Pengaruh pandangan positivisme ini juga sangat kentara dalam pandangan Sigmun Freud (w. 1939), seorang dokter dan perintis psikoanalisa. Dalam bukunya The Future of an Illution, Freud memandang agama sebagai ilusi. Eric Fromm, menjelaskan bahwa "bagi Freud agama berasal dari ketidak-berdayaan manusia dalam mengahadapi daya-daya dari alam luar dan daya imaginatif dari dalam dirinya. Agama muncul pada tahap awal perkembangan manusia ketika ia belum lagi menggunakan akalnya untuk menghadapi daya-daya eksternal dan internal ini dan harus menekan atau mengendalikan mereka dengan bantuan dari kekuatan lain yang efektif. Jadi, alih-alih menanggulangi daya-daya tadi dengan akal, ia mengatasinya dengan "counter affects," yakni dengan daya-daya emosional yang fungsinya adalah untuk menekan dan mengandalikan apa yang tidak sanggup ia hadapi secara rasional." Nah, kalau agama dipandang sebagai ilusi, maka sudah barang tentu keper-cayaan-kepercayaan agama terhadap yang ghaib (realitas-realitas metafisik), seperti Tuhan, malaikat, ruh dan hari akhir, dengan sendirinya juga ilusi. Hal seperti itu jugalah yang menjadi pandangan Emile Durkheim (w. 1917), seorang fiolosof dan sosiolog Perancis. Dalam karya-karyanya ia memandang agama sebagai proyeksi nilai-nilai sosial, sedangkan Tuhan tidak lain daripada Masyarakat (Society) itu sendiri, dan bukan sebuah entitas metafisika yang personal, seperti yang kita yakini.

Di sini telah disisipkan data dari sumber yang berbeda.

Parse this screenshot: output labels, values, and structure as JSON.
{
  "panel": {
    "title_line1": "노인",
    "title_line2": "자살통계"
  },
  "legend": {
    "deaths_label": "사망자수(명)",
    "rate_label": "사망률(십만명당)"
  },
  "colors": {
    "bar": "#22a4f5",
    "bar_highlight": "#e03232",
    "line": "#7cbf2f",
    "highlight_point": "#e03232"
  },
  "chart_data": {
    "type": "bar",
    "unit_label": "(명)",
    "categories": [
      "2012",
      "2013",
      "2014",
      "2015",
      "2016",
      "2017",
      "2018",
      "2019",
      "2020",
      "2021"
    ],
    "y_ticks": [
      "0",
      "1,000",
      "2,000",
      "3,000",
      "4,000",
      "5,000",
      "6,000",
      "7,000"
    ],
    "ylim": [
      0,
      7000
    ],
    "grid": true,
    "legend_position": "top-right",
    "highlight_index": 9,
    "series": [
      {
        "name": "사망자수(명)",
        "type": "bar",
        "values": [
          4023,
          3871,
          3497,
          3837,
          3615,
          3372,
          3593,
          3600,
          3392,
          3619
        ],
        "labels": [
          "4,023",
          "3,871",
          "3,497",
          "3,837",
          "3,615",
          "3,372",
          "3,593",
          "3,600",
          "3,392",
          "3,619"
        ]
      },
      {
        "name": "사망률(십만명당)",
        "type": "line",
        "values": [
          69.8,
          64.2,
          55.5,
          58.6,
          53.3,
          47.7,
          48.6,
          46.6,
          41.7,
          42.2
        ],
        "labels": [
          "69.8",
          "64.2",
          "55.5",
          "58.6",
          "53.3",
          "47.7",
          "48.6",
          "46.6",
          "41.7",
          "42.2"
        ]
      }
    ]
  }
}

Serangan terhadap metafisika juga akan berdampak pada sistem epistimilogi Islam, terutama dalam kaitannya dengan sumber ilmu pengetahuan. Dengan ditolaknya dunia metafisik, maka satu-satunya sumber dari ilmu pengatahuan bagi kaum positivis adalah pengalaman, atau dengan kata lain indera. Mereka tidak percaya pada sumber lain, yang menempati posisi penting dalam epistimilogi Islam, yaitu akal, intuisi dan wahyu. Laplace pernah mengatakan: "I mistrust anything but the direct result of observation and calculation." Jadi dengan begitu mereka tidak mempercayai wahyu dan juga "pengalaman mistik" sebagai salah satu sumber ilmu pengetahuan. Padahal dalam tradisi epistimologi Islam, ketiga sumber ilmu pengetahuan tersebut yang oleh Mulla Shadra (w. 1050/1640), seorang filosof besar Muslim abad ketujuh belas, disebut masing-masing sebagai "burhan, irfan dan Qur'an," diakui sebagai sumber-sumber ilmu yang sah sebagaimana hanya indera.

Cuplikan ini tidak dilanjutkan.